UK borrowing hits December record of £27.4bn piling pressure on Hunt ahead of March budget
UK borrowing in December hit its highest total in 30 years driven upwards by the government’s debt interest bill soaring due to raging inflation, official figures out today show.
The government took on £27.4bn of debt last month, the largest amount since records began in 1993, according to the Office for National Statistics (ONS).
The amount was higher than market expectations.
The big overshot was caused by the amount of money Britain pays investors climbing rapidly last month to £17.3bn.
A huge chunk of the government’s debt stock is linked to an old measure of inflation, the retail price index, meaning investor payouts rise in line with prices.

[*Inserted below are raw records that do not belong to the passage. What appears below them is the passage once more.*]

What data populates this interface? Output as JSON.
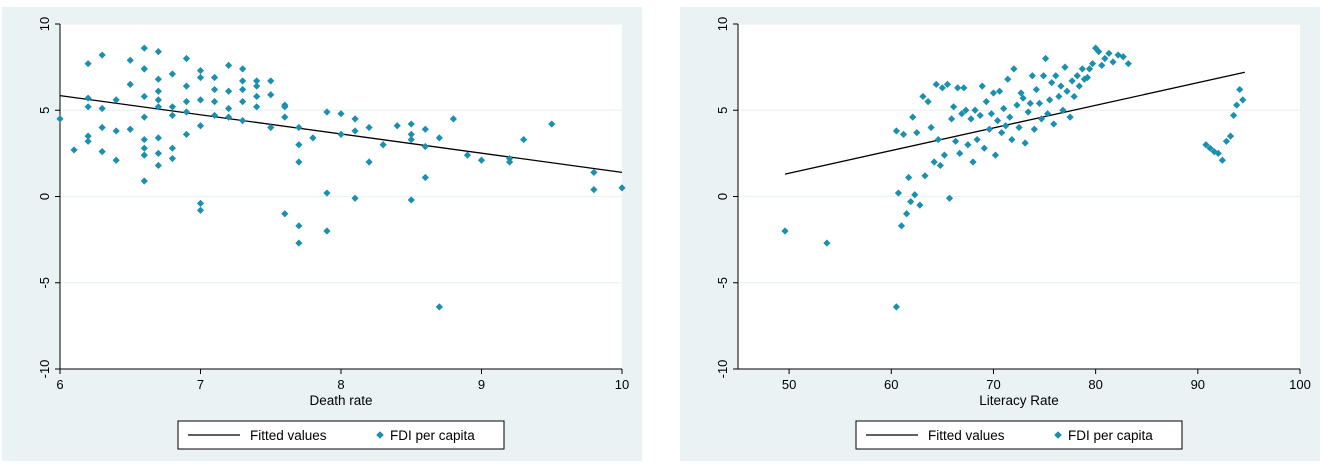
{
  "chart_data": [
    {
      "type": "scatter",
      "xlabel": "Death rate",
      "ylabel": "",
      "xlim": [
        6,
        10
      ],
      "ylim": [
        -10,
        10
      ],
      "xticks": [
        "6",
        "7",
        "8",
        "9",
        "10"
      ],
      "yticks": [
        "-10",
        "-5",
        "0",
        "5",
        "10"
      ],
      "grid": "horizontal",
      "legend": {
        "placement": "bottom",
        "entries": [
          "Fitted values",
          "FDI per capita"
        ]
      },
      "series": [
        {
          "name": "Fitted values",
          "kind": "line",
          "x": [
            6.0,
            10.0
          ],
          "y": [
            5.85,
            1.4
          ]
        },
        {
          "name": "FDI per capita",
          "kind": "scatter",
          "x": [
            6.0,
            6.1,
            6.2,
            6.2,
            6.2,
            6.2,
            6.2,
            6.3,
            6.3,
            6.3,
            6.3,
            6.4,
            6.4,
            6.4,
            6.5,
            6.5,
            6.5,
            6.6,
            6.6,
            6.6,
            6.6,
            6.6,
            6.6,
            6.6,
            6.6,
            6.6,
            6.7,
            6.7,
            6.7,
            6.7,
            6.7,
            6.7,
            6.7,
            6.7,
            6.8,
            6.8,
            6.8,
            6.8,
            6.8,
            6.9,
            6.9,
            6.9,
            6.9,
            6.9,
            7.0,
            7.0,
            7.0,
            7.0,
            7.0,
            7.0,
            7.1,
            7.1,
            7.1,
            7.1,
            7.2,
            7.2,
            7.2,
            7.2,
            7.3,
            7.3,
            7.3,
            7.3,
            7.3,
            7.4,
            7.4,
            7.4,
            7.4,
            7.5,
            7.5,
            7.5,
            7.6,
            7.6,
            7.6,
            7.6,
            7.7,
            7.7,
            7.7,
            7.7,
            7.7,
            7.8,
            7.9,
            7.9,
            7.9,
            8.0,
            8.0,
            8.1,
            8.1,
            8.1,
            8.2,
            8.2,
            8.3,
            8.4,
            8.5,
            8.5,
            8.5,
            8.5,
            8.6,
            8.6,
            8.6,
            8.7,
            8.7,
            8.8,
            8.9,
            9.0,
            9.2,
            9.2,
            9.3,
            9.5,
            9.8,
            9.8,
            10.0
          ],
          "y": [
            4.5,
            2.7,
            7.7,
            5.7,
            5.2,
            3.5,
            3.2,
            8.2,
            5.1,
            4.0,
            2.6,
            5.6,
            3.8,
            2.1,
            7.9,
            6.5,
            3.9,
            8.6,
            7.4,
            5.8,
            4.6,
            3.3,
            2.8,
            2.4,
            0.9,
            7.4,
            6.8,
            6.1,
            5.6,
            5.2,
            3.4,
            2.5,
            1.8,
            8.4,
            5.2,
            4.7,
            2.8,
            2.2,
            7.1,
            6.4,
            5.5,
            4.9,
            3.6,
            8.0,
            7.3,
            5.6,
            4.1,
            -0.4,
            -0.8,
            6.9,
            6.2,
            5.5,
            4.7,
            6.9,
            6.1,
            5.1,
            4.6,
            7.6,
            6.7,
            6.2,
            5.5,
            4.4,
            7.4,
            6.7,
            5.8,
            5.2,
            6.4,
            5.9,
            4.0,
            6.7,
            5.2,
            4.6,
            -1.0,
            5.3,
            4.0,
            2.0,
            -1.7,
            -2.7,
            3.0,
            3.4,
            0.2,
            -2.0,
            4.9,
            3.6,
            4.8,
            3.8,
            -0.1,
            4.5,
            2.0,
            4.0,
            3.0,
            4.1,
            3.6,
            3.3,
            -0.2,
            4.2,
            2.9,
            1.1,
            3.9,
            3.4,
            -6.4,
            4.5,
            2.4,
            2.1,
            2.2,
            2.0,
            3.3,
            4.2,
            1.4,
            0.4,
            0.5
          ]
        }
      ]
    },
    {
      "type": "scatter",
      "xlabel": "Literacy Rate",
      "ylabel": "",
      "xlim": [
        45,
        100
      ],
      "ylim": [
        -10,
        10
      ],
      "xticks": [
        "50",
        "60",
        "70",
        "80",
        "90",
        "100"
      ],
      "yticks": [
        "-10",
        "-5",
        "0",
        "5",
        "10"
      ],
      "grid": "horizontal",
      "legend": {
        "placement": "bottom",
        "entries": [
          "Fitted values",
          "FDI per capita"
        ]
      },
      "series": [
        {
          "name": "Fitted values",
          "kind": "line",
          "x": [
            49.6,
            94.6
          ],
          "y": [
            1.3,
            7.2
          ]
        },
        {
          "name": "FDI per capita",
          "kind": "scatter",
          "x": [
            49.6,
            53.7,
            60.5,
            60.5,
            60.7,
            61.0,
            61.2,
            61.5,
            61.7,
            61.9,
            62.1,
            62.3,
            62.5,
            62.8,
            63.1,
            63.3,
            63.6,
            63.9,
            64.2,
            64.4,
            64.6,
            64.8,
            65.0,
            65.2,
            65.5,
            65.7,
            65.9,
            66.1,
            66.3,
            66.5,
            66.7,
            66.9,
            67.1,
            67.3,
            67.5,
            67.8,
            68.0,
            68.2,
            68.4,
            68.7,
            68.9,
            69.1,
            69.3,
            69.6,
            69.8,
            70.0,
            70.2,
            70.4,
            70.6,
            70.8,
            71.0,
            71.2,
            71.4,
            71.6,
            71.8,
            72.0,
            72.3,
            72.5,
            72.7,
            72.9,
            73.1,
            73.4,
            73.6,
            73.8,
            74.0,
            74.2,
            74.5,
            74.7,
            74.9,
            75.1,
            75.3,
            75.5,
            75.7,
            75.9,
            76.1,
            76.4,
            76.6,
            76.8,
            77.0,
            77.2,
            77.5,
            77.7,
            77.9,
            78.2,
            78.4,
            78.7,
            78.9,
            79.2,
            79.4,
            79.7,
            80.0,
            80.3,
            80.6,
            80.9,
            81.3,
            81.7,
            82.2,
            82.7,
            83.2,
            90.8,
            91.2,
            91.6,
            92.0,
            92.4,
            92.8,
            93.2,
            93.5,
            93.8,
            94.1,
            94.4
          ],
          "y": [
            -2.0,
            -2.7,
            -6.4,
            3.8,
            0.2,
            -1.7,
            3.6,
            -1.0,
            1.1,
            -0.3,
            4.6,
            0.1,
            3.7,
            -0.5,
            5.8,
            1.2,
            5.5,
            4.0,
            2.0,
            6.5,
            3.3,
            1.8,
            6.3,
            2.4,
            6.5,
            -0.1,
            4.5,
            5.2,
            3.2,
            6.3,
            2.5,
            4.8,
            6.3,
            5.0,
            3.0,
            4.5,
            2.0,
            5.0,
            3.3,
            4.7,
            6.4,
            2.8,
            5.5,
            3.9,
            4.8,
            6.0,
            2.4,
            4.4,
            6.1,
            3.7,
            5.1,
            4.1,
            6.8,
            4.6,
            3.3,
            7.4,
            5.3,
            4.0,
            6.0,
            5.7,
            3.1,
            4.9,
            5.4,
            7.0,
            3.9,
            6.2,
            5.4,
            4.5,
            7.0,
            8.0,
            4.8,
            5.6,
            6.6,
            4.2,
            7.0,
            5.8,
            6.4,
            5.0,
            7.5,
            6.1,
            4.6,
            6.7,
            5.8,
            7.0,
            6.4,
            7.4,
            6.8,
            6.9,
            7.4,
            7.7,
            8.6,
            8.4,
            7.6,
            8.0,
            8.3,
            7.8,
            8.2,
            8.1,
            7.7,
            3.0,
            2.8,
            2.6,
            2.5,
            2.1,
            3.2,
            3.5,
            4.7,
            5.3,
            6.2,
            5.6
          ]
        }
      ]
    }
  ]
}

Interest payments are upgraded in line with the RPI figures from two before, which topped 14 per cent in October, forcing the debt bill to nearly double December 2021’s number.
The government’s energy price cap of £2,500 has seen it spend billions of pounds on protecting households from crippling rises in energy bills.
That has raised spending sharply, widening the gap between what the treasury takes in tax receipts and spends on supporting the UK economy.
Poorer households have also received one off payments to help with eye watering living costs, stepping up spending further.
Today’s borrowing figures are the penultimate ones before the budget on 15 March.
The borrowing figures topped projections by the Office for Budget Responsibility in November, squeezing Hunt’s room to help Brits and businesses grappling with an inflation crunch by cutting taxes and increase spending at next month’s budget.
Hunt “was likely eying up the additional fiscal headroom relative to the OBR’s forecasts stemming from the recent decline in gas prices,” but today’s numbers suggest some of that firepower has vanished, Ellie Henderson, an economist at fund manager Investec, said.
“We have already taken some tough decisions to get debt falling, and it is vital that we stick to this plan so we can halve inflation this year and get growth going again – creating better paid jobs across the country,” the chancellor said today.
Hunt wants to get the debt stock falling in five years and not let the deficit top three per cent of GDP.
Debt as a share of the economy has risen sharply
Inflation was forecast to halve by the end of the year by the Bank of England in November, two months before the government set that pledge.
Debt as a share of the economy is nearly 100 per cent, a rate not seen since the 1960s, the ONS said today.
However, analysts reckon households are on course for the biggest hit to their living standards on record, due to a combination of tax hikes, multi-decade high inflation wiping out pay growth and higher interest rates.
The tax burden is on track to hit its highest level since the second world war.